Sweet potatoes stabilize blood sugar levels and support the body’s response to insulin. They contain high amounts of antioxidants and vitamin C, as well as vitamin B6 and beta carotenes, the precursor to vitamin A. This makes them a healthy option to include in your dishes in times of high stress. Energetically, sweet potatoes are a grounding food and their nutrient density serves as an ideal immune system support when the seasons change.

Sage is a member of the mint family and has antimicrobial properties. No surprise its latin name “Salvia officinalis” translates to “the savior”! It is said to have blood sugar lowering effects and anti-inflammatory properties. Moreover, sage provides us with high amounts of antioxidants. In consequence, this herb is a perfect little helper whenever you’re dealing with stress or a cold (or both).

Cardamom is one of my favorite spices. Among many health benefits, It may lower blood pressure, decrease inflammation and has served as a digestive aid against nausea, vomiting, and discomfort for thousands of years. Moreover, the spice of Indian origin might decrease anxiety and enhance the use of oxygen.
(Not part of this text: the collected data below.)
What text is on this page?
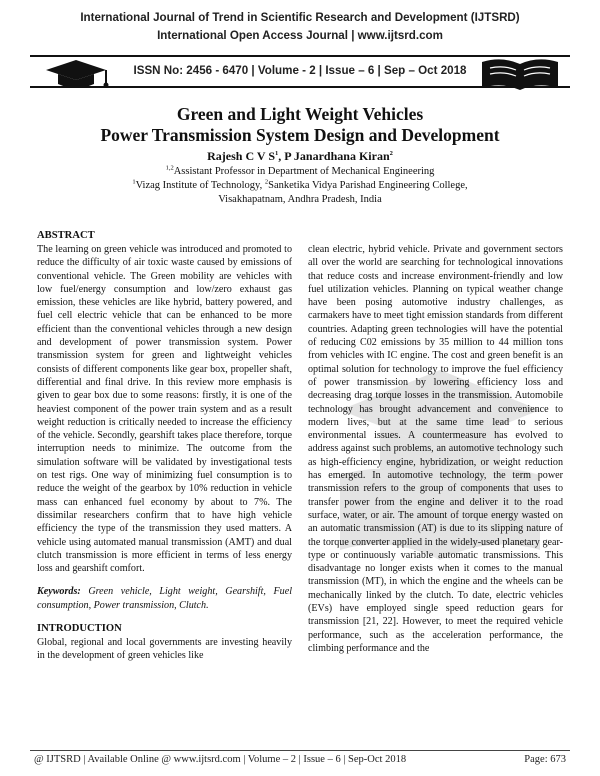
International Journal of Trend in Scientific Research and Development (IJTSRD)
International Open Access Journal | www.ijtsrd.com
ISSN No: 2456 - 6470 | Volume - 2 | Issue – 6 | Sep – Oct 2018
Green and Light Weight Vehicles
Power Transmission System Design and Development
Rajesh C V $S^1$, P Janardhana Kiran$^2$
$^{1,2}$Assistant Professor in Department of Mechanical Engineering
$^1$Vizag Institute of Technology, $^2$Sanketika Vidya Parishad Engineering College,
Visakhapatnam, Andhra Pradesh, India

ABSTRACT

The learning on green vehicle was introduced and promoted to reduce the difficulty of air toxic waste caused by emissions of conventional vehicle. The Green mobility are vehicles with low fuel/energy consumption and low/zero exhaust gas emission, these vehicles are like hybrid, battery powered, and fuel cell electric vehicle that can be enhanced to be more efficient than the conventional vehicles through a new design and development of power transmission system. Power transmission system for green and lightweight vehicles consists of different components like gear box, propeller shaft, differential and final drive. In this review more emphasis is given to gear box due to some reasons: firstly, it is one of the heaviest component of the power train system and as a result weight reduction is critically needed to increase the efficiency of the vehicle. Secondly, gearshift takes place therefore, torque interruption needs to minimize. The outcome from the simulation software will be validated by investigational tests on test rigs. One way of minimizing fuel consumption is to reduce the weight of the gearbox by 10% reduction in vehicle mass can enhanced fuel economy by about to 7%. The dissimilar researchers confirm that to have high vehicle efficiency the type of the transmission they used matters. A vehicle using automated manual transmission (AMT) and dual clutch transmission is more efficient in terms of less energy loss and gearshift comfort.

Keywords: Green vehicle, Light weight, Gearshift, Fuel consumption, Power transmission, Clutch.

INTRODUCTION

Global, regional and local governments are investing heavily in the development of green vehicles like

clean electric, hybrid vehicle. Private and government sectors all over the world are searching for technological innovations that reduce costs and increase environment-friendly and low fuel utilization vehicles. Planning on typical weather change have been posing automotive industry challenges, as carmakers have to meet tight emission standards from different countries. Adapting green technologies will have the potential of reducing C02 emissions by 35 million to 44 million tons from vehicles with IC engine. The cost and green benefit is an optimal solution for technology to improve the fuel efficiency of power transmission by lowering efficiency loss and decreasing drag torque losses in the transmission. Automobile technology has brought advancement and convenience to modern lives, but at the same time lead to serious environmental issues. A countermeasure has evolved to address against such problems, an automotive technology such as high-efficiency engine, hybridization, or weight reduction has emerged. In automotive technology, the term power transmission refers to the group of components that uses to transfer power from the engine and deliver it to the road surface, water, or air. The amount of torque energy wasted on an automatic transmission (AT) is due to its slipping nature of the torque converter applied in the widely-used planetary gear-type or continuously variable automatic transmissions. This disadvantage no longer exists when it comes to the manual transmission (MT), in which the engine and the wheels can be mechanically linked by the clutch. To date, electric vehicles (EVs) have employed single speed reduction gears for transmission [21, 22]. However, to meet the required vehicle performance, such as the acceleration performance, the climbing performance and the

@ IJTSRD | Available Online @ www.ijtsrd.com | Volume – 2 | Issue – 6 | Sep-Oct 2018	Page: 673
The name Cayenne is derived from the word “kyinha” which means pepper in the old language of the indigenous Tupi people in Brazil. Cayenne is a member of the nightshade family and cayenne pepper is the dried powder of the capsicum. Energetically, it has warming properties that stimulate digestion and circulation. Therefore, it can clear congestion and even act to relieve pain. If you are the cold hands and cold feet kind of person, this is your spice! It is also a great support for your immune system, as it is packed with the antioxidant vitamins A, C, and E.